A las 6.15 horas nació el primer bebé del año en la región. Este 1 de enero los alumbramientos en el Hospital Central tuvieron nombres femeninos. A las 12.05 y a las 13 horas vinieron al mundo otras dos niñas: Marta García Álvarez y Patricia Iglesias Fernández. Y al término de la jornada fueron cinco los nuevos ovetenses (tres varones y dos niñas).
«Una chica llevaba desde las once de la noche esperando a dar a luz. Bromeábamos con quién ganaría la competición», recordaba Pablo Rico. Y fue su mujer. El parto de María Jesús fue muy rápido. «Llegué dilatando y no dio tiempo a que me pusieran ni la epidural», lamentaba. «Fue corto pero intenso», añadía el padre, que estuvo presente en el paritorio. A pesar de los fuertes dolores, en la sala de recuperación la madre ya pensaba en ir «a por la parejita».
Paula Rico Costa pesó 3,320 kilos y midió 51,5 centímetros. Por la tarde dormía plácidamente en la habitación donde descansaba su madre. «¿Qué pasa, preciosa?», decía el padre mientras al abuelo se le caía la baba con su primera nieta. Era el único familiar que ayer visitaba a los primerizos padres. En la habitación compartida con otra recién parida, no había ramos de flores. «Preferíamos descansar hoy. Ya iremos avisando a toda la gente», explicaba María Jesús. La pequeña no se movía entre los brazos de su madre, toda vestida de azul. «No se queja ni nada. Comió a la nueve y media y a las tres, y nada más», agradecía. La madre y la hija no celebrarán juntas el cumpleaños por dos semanas. «Yo cumplí los 30 el día 15 y pensábamos que nacería el mismo día».
Aprender de todos
El martes la pequeña familia volverá a su casa, en la que está todo preparado para dar la bienvenida a la niña. En estos días la madre tiene que acelerar sus conocimientos sobre cómo tratar a su bebé y reconoce que se fija en el modo en que las enfermeras cambian a Paula.
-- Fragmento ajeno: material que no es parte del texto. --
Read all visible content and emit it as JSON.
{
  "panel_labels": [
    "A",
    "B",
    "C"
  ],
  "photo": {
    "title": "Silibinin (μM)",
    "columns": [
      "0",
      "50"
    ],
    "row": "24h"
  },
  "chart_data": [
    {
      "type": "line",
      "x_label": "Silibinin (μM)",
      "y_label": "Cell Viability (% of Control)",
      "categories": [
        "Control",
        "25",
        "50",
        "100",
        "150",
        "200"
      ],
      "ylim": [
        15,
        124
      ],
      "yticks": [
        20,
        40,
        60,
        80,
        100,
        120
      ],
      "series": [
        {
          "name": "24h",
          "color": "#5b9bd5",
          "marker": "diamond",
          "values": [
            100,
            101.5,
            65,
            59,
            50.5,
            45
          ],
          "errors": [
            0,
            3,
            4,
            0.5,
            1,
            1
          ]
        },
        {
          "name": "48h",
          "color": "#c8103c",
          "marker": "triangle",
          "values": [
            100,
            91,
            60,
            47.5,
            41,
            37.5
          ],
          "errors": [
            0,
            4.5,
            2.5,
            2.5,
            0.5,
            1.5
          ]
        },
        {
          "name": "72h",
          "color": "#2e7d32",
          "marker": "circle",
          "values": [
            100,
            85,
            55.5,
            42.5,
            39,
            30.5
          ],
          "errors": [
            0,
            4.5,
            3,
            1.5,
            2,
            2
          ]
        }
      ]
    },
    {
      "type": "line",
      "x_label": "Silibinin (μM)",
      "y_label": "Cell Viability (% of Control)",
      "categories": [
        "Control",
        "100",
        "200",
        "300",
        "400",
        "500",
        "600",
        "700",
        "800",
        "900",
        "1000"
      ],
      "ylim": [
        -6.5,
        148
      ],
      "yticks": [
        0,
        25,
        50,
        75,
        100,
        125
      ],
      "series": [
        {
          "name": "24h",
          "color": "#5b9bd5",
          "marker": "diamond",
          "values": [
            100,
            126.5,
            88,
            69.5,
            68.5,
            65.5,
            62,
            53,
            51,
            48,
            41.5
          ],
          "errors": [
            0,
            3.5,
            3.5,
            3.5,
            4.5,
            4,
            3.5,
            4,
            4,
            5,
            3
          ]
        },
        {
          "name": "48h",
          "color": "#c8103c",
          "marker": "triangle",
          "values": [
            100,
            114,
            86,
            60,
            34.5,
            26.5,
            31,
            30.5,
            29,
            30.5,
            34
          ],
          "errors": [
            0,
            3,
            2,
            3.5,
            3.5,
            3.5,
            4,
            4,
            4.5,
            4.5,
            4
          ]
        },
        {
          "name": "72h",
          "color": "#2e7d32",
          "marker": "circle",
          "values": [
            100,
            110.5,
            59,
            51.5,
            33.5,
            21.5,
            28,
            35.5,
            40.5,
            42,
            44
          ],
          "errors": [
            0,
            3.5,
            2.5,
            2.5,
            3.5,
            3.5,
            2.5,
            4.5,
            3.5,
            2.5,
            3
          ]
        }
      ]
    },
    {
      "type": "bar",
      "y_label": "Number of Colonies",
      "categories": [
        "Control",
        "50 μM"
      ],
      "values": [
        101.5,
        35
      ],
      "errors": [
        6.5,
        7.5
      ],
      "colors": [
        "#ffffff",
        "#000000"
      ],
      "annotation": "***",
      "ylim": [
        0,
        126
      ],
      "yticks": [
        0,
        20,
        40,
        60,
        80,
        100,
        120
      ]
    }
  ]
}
Cuando ya no le hagan falta los pañales sus padres le enseñarán las fotografías de la prensa de hoy «y le contaremos que fue la primera del año», aseguraba la progenitora, contenta de que su hija hubiera sido la más madrugadora.
Esa circunstancia la ha convertido no sólo en la primera, sino en la única niña en el pódium de bebés en el circunstancial ranking de natos con que Asturias ha recibido 2006. La pequeña ovetense lidera la pequeñísima lista de nacimientos tempraneros, azuzada muy de cerca por dos varones: su inmediato seguidor, Elías García Gayo, llegó al mundo en el Hospital de Cabueñes de Gijón pisándole los talones, apenas media hora después, mientras el tercero en cuestión, Izan González, nació superadas ya las siete de la mañana en Avilés. Dos varones para flanquear a la reina de la jornada, acaso un presagio para un 2006 sutilmente femenino.
Ninguno más
Sin embargo, el año recién estrenado ha sido remiso en nacimientos en Asturias. Si Oviedo registró cuatro, además del de Paula, Gijón sólo añadió uno al de Elías, e Izan únicamente tuvo otro compañero de paritorio en Avilés. En el resto de Asturias, nadie engrosó el índice poblacional de nueva generación. Ni en Jarrio, ni en Arriondas, ni en Mieres, ni en Cangas del Narcea, ni en Langreo hubo partos que atender.
Con solamente nueve niños nació un 2006 cargado de agua, viento y temperaturas duramente invernales. Quizá porque el que resultó más acaparador fue 2005, que con su último aliento sembró de niños la jornada del día 31. A decir de los expertos, en Gijón se concentró toda una actividad paritoria en el último día del año. Casi una decena de niños vinieron al mundo en un convulso momento, cuando sus mayores se resisten a dejar de fumar y la sociedad se apresta a cambiar de costumbres.